Il Kintsugi dell’anima
A mio modo di vedere l’integrazione deve essere una specie di cucitura, ossia deve tenere insieme nell’attuale mondo del bambino l’identità del suo presente e del suo passato. Questo significa che i due mondi famigliari non possono entrare in conflitto: nessuno può sostenere un conflitto dentro di sé. Non è immaginabile pensare che una persona si adatti completamente alla nuova identità senza farsi fantasie sul suo mondo precedente. ‘Di chi veramente sono figlio? Cosa avrei fatto, chi avrei frequentato se fossi rimasto nel mio Paese d’origine?’ Queste domande, e altre simili, sono domande che i bambini adottati si pongono continuamente. Le due storie del bambino adottato vanno cucite insieme, devono costituire insieme l’identità dell’adulto che sarà.

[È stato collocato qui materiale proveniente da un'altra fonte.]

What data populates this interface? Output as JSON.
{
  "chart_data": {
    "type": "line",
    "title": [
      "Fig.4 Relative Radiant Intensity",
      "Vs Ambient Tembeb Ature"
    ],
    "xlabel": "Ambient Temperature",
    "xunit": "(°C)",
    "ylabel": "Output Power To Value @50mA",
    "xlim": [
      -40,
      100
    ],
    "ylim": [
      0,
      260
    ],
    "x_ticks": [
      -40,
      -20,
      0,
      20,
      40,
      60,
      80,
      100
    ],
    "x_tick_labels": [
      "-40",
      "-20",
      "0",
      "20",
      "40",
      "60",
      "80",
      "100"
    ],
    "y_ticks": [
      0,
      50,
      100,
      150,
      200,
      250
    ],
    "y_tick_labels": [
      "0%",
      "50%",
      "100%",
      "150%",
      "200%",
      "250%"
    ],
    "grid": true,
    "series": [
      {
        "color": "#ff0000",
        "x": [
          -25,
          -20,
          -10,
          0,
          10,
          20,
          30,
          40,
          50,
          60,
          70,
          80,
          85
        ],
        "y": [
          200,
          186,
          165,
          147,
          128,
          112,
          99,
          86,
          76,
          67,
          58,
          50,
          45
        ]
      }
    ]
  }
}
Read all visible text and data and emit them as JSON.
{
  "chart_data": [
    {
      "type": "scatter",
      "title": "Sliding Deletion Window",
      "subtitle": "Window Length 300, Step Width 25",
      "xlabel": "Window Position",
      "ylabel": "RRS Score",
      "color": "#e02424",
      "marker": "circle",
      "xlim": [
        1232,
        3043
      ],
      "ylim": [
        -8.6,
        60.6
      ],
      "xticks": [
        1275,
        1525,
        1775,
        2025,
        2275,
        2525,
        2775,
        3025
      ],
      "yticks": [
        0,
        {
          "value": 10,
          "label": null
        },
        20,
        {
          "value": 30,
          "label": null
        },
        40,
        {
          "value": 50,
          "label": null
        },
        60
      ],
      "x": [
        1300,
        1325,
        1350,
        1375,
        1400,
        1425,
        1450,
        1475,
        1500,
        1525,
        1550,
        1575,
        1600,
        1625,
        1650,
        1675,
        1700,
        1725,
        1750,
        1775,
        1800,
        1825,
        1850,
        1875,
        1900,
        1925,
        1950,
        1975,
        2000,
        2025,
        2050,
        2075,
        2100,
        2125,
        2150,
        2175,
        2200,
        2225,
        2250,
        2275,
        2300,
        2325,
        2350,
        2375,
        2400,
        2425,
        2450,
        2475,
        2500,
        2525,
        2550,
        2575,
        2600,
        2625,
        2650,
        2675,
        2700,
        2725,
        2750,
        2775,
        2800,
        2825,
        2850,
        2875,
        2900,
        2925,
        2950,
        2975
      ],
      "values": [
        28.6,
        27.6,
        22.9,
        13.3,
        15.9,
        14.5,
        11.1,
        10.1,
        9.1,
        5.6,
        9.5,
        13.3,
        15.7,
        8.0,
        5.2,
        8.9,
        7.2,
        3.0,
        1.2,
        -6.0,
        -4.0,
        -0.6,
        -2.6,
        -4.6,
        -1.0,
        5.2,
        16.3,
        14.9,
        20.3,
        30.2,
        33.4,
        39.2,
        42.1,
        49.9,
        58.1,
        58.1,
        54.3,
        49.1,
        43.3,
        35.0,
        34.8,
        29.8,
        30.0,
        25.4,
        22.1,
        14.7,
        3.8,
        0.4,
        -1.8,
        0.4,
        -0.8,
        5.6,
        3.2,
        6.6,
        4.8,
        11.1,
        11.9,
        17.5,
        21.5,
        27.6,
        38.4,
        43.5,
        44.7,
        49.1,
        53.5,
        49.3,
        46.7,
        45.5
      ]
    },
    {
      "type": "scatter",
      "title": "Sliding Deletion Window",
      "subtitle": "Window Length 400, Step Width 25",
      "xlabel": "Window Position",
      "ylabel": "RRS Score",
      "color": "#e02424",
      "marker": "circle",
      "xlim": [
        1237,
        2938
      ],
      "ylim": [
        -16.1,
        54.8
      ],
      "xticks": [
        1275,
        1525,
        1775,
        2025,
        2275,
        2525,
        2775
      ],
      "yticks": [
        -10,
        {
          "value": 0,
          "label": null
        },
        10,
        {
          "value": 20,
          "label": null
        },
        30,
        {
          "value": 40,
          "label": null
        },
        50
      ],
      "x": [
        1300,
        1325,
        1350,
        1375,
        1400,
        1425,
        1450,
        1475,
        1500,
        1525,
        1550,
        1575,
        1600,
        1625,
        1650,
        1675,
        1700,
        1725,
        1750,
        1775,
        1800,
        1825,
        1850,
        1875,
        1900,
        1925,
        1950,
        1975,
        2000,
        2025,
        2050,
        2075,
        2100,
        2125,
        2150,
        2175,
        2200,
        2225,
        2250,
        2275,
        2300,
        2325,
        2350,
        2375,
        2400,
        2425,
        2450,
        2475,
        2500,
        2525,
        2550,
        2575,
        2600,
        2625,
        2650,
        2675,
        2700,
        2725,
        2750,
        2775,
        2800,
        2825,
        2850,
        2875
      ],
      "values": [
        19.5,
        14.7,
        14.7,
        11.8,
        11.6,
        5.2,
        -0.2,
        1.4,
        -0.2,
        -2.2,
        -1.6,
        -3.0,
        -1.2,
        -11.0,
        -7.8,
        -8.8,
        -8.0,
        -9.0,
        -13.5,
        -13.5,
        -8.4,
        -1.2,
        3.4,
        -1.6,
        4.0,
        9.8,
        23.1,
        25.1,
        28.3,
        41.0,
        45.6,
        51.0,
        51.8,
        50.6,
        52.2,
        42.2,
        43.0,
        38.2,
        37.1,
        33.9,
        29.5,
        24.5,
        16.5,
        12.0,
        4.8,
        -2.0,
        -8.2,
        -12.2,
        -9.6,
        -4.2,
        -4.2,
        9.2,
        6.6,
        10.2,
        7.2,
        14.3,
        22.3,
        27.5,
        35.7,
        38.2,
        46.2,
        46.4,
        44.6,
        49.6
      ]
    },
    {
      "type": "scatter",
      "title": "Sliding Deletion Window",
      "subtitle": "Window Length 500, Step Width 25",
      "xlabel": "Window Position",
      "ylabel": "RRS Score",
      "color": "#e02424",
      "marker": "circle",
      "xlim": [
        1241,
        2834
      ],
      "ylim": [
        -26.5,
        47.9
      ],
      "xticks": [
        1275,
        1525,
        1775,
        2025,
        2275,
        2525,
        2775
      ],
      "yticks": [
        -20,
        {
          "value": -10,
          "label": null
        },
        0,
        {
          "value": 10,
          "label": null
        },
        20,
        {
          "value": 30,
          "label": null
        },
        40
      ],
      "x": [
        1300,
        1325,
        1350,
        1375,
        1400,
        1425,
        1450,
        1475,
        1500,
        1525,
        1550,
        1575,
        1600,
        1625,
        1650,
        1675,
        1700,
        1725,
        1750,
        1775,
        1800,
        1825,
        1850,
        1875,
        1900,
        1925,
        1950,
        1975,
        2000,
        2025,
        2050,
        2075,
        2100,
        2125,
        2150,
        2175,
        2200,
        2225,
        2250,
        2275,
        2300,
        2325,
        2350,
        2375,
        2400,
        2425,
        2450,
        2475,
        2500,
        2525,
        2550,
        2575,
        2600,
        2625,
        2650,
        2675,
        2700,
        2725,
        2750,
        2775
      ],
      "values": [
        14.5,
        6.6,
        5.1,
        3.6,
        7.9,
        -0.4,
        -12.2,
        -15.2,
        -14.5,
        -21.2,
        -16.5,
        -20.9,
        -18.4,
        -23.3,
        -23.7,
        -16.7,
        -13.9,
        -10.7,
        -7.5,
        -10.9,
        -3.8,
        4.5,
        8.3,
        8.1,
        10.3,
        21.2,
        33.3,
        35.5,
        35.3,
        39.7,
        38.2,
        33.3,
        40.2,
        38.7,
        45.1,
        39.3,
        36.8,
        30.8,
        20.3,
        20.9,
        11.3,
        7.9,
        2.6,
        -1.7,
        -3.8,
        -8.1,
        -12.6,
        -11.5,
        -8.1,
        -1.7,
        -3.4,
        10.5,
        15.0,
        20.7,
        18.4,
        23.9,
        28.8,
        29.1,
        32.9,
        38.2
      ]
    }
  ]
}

Mi piace fare la metafora del Kintsugi, l’antica arte giapponese della riparazione della ceramica. Nel Kintsugi la ceramica viene riparata con una lacca ripassata in oro, in questo modo dopo la riparazione acquisisce più valore di quanto ne avesse prima della rottura. Ecco, credo che l’identità del bambino adottato debba essere una specie di Kintsugi. Le ferite non sono vere ferite, ma punti di contatto tra vecchio e nuovo.
Solo così l’adozione sarà storia di vero impreziosire, di vero miglioramento delle condizioni di partenza. E solo così il bambino potrà guardare al suo passato senza sentimenti di colpa: perché non l’avrà rinnegato, ma anzi lo terrà stretto a sé, sarà sempre parte del suo nuovo presente.